À l’une en particulier, elle parle de son attirance pour ce qu’elle ne nomme pas mais perçoit d’emblée comme une force rivale de la religion, la poésie :


« J’ai osé accomplir des chose étranges – des choses hardies, sans demander l’avis de personne – j’ai écouté de beaux tentateurs… »

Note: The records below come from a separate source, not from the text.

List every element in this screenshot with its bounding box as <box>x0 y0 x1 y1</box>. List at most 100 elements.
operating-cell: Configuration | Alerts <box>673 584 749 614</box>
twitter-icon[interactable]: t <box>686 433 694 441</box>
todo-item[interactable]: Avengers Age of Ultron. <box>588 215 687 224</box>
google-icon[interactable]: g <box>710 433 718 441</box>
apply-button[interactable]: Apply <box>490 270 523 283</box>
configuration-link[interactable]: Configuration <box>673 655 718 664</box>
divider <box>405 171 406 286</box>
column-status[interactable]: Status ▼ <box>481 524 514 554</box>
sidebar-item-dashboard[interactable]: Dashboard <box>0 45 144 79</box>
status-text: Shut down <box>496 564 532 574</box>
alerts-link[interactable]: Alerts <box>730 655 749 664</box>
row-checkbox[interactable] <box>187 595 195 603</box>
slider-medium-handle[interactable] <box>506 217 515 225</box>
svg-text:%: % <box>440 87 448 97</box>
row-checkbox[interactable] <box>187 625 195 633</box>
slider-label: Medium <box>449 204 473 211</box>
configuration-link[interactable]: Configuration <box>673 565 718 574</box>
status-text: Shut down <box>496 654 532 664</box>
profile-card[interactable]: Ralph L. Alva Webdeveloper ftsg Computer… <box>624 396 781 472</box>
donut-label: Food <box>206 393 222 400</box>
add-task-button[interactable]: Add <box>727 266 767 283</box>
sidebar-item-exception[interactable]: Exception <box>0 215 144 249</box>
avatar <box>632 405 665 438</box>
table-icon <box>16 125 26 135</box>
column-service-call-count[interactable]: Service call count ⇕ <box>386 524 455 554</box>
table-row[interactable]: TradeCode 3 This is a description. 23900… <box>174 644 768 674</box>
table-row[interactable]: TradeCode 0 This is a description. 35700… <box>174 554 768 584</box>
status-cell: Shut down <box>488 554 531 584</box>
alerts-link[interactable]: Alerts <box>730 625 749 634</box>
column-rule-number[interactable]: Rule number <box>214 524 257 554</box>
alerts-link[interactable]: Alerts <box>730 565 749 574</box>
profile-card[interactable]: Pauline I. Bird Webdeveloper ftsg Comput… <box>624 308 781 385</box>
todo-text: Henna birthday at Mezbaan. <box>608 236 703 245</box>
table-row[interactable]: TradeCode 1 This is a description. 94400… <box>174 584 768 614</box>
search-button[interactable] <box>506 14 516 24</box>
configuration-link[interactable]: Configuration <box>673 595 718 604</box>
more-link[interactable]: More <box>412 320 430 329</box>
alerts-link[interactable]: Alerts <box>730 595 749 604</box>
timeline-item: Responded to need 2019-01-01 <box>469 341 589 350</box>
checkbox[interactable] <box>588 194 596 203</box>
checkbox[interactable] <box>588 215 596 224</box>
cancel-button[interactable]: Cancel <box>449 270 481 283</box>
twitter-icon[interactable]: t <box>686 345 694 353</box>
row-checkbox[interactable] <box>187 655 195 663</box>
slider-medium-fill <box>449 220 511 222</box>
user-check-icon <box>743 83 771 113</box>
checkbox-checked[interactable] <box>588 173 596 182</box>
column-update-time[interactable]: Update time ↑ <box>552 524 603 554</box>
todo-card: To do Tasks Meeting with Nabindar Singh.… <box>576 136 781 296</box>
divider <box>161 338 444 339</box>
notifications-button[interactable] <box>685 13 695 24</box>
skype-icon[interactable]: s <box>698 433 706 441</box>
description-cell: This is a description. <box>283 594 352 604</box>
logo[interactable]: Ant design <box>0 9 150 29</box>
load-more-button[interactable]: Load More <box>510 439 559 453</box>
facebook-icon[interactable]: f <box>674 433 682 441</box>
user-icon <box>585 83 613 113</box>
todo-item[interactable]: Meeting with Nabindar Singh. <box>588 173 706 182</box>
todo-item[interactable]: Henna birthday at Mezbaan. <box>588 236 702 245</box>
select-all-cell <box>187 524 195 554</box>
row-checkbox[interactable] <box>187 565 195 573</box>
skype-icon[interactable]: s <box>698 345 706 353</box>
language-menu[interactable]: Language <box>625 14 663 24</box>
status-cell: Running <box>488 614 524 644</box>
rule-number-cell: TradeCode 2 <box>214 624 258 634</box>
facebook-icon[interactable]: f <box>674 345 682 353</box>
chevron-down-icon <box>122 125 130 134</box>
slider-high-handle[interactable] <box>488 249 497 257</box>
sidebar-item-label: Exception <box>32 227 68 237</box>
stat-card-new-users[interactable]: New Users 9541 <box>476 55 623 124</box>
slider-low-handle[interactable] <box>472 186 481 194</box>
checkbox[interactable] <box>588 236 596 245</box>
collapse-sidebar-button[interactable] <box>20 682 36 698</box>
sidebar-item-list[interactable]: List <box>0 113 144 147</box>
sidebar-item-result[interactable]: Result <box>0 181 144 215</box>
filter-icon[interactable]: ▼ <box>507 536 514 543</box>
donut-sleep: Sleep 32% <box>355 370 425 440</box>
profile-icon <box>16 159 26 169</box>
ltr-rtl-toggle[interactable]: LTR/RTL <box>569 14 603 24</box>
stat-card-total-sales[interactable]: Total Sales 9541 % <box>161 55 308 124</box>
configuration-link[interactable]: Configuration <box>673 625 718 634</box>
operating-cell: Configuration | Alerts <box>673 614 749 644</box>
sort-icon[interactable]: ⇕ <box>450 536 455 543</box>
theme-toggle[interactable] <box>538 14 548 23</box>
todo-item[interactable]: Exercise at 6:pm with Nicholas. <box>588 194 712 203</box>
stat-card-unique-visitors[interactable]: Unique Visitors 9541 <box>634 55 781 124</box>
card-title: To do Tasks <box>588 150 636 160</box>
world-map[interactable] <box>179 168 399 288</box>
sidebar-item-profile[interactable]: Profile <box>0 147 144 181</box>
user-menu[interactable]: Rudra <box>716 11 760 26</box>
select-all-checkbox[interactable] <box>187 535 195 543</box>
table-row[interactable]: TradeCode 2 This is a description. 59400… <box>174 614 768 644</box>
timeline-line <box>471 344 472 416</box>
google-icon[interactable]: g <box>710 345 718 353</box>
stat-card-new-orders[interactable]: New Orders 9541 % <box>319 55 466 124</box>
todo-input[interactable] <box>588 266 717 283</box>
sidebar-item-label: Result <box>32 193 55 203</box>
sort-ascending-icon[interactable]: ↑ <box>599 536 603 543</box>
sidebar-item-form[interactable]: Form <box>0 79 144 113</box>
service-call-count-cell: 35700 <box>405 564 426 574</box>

Qui est [Emily Dickinson] cette jeune femme mystérieusement préparée à un rôle auquel elle sacrifie bientôt la normalité de l’existence, vivant de plus en plus retranchée de la société, consacrant tout le temps que lui laisse sa participation aux tâches familiales – celles d’une grande maisonnée bourgeoise – à délivrer le chant qui l’habite ? Qui considérera de plus en plus la poésie comme le seul instrument de salut, la seule arme pour lutter contre les tourments et la finitude de la vie, le seul espoir sûr d’éternité face à celui, beaucoup plus hypothétique à ses yeux, de l’au-delà ?

Sont rassemblés ici des poèmes, de jeunesse comme de la maturité, qui complètent parfaitement l’autre ensemble poétique majeur publié par Corti avec Une âme en incandescence.

Il y a toujours chez Emily Dickinson, à quelque période que ce soit, des fulgurances, des poèmes se détachant brusquement des autres, des pics vertigineux parmi des montagnes plus modestes ou même des collines. Et elle est capable de passer d’un instant à l’autre de la dépression à l’exaltation et réciproquement.

La particularité du travail de Claire Malroux est d’avoir donné à lire Emily Dickinson en respectant la structure des «cahiers» sur lesquels elle consigna ses poèmes à la ponctuation singulière, où les tirets se substituent aux points et aux virgules pour matérialiser la tension du souffle et visualiser des ellipses vertigineuses. Ce nouveau volume est le complément direct du livre paru chez le même éditeur en 1998 sous le titre Une âme en incandescence, qui rassemblait un choix de cahiers de la maturité. Y aura-t-il pour de vrai un matin nous offre les débuts de l’œuvre : les premiers cahiers, composés ou recopiés de 1858 à 1861, et un choix de huit autres qui vont jusqu’à 1864. On y découvre qu’Emily Dickinson fut pleinement elle-même dès ses premiers vers, fantasque et grave ; tout au plus s’essaya-t-elle à diverses strophes avant de se convaincre que le quatrain était la forme qui lui convenait le mieux.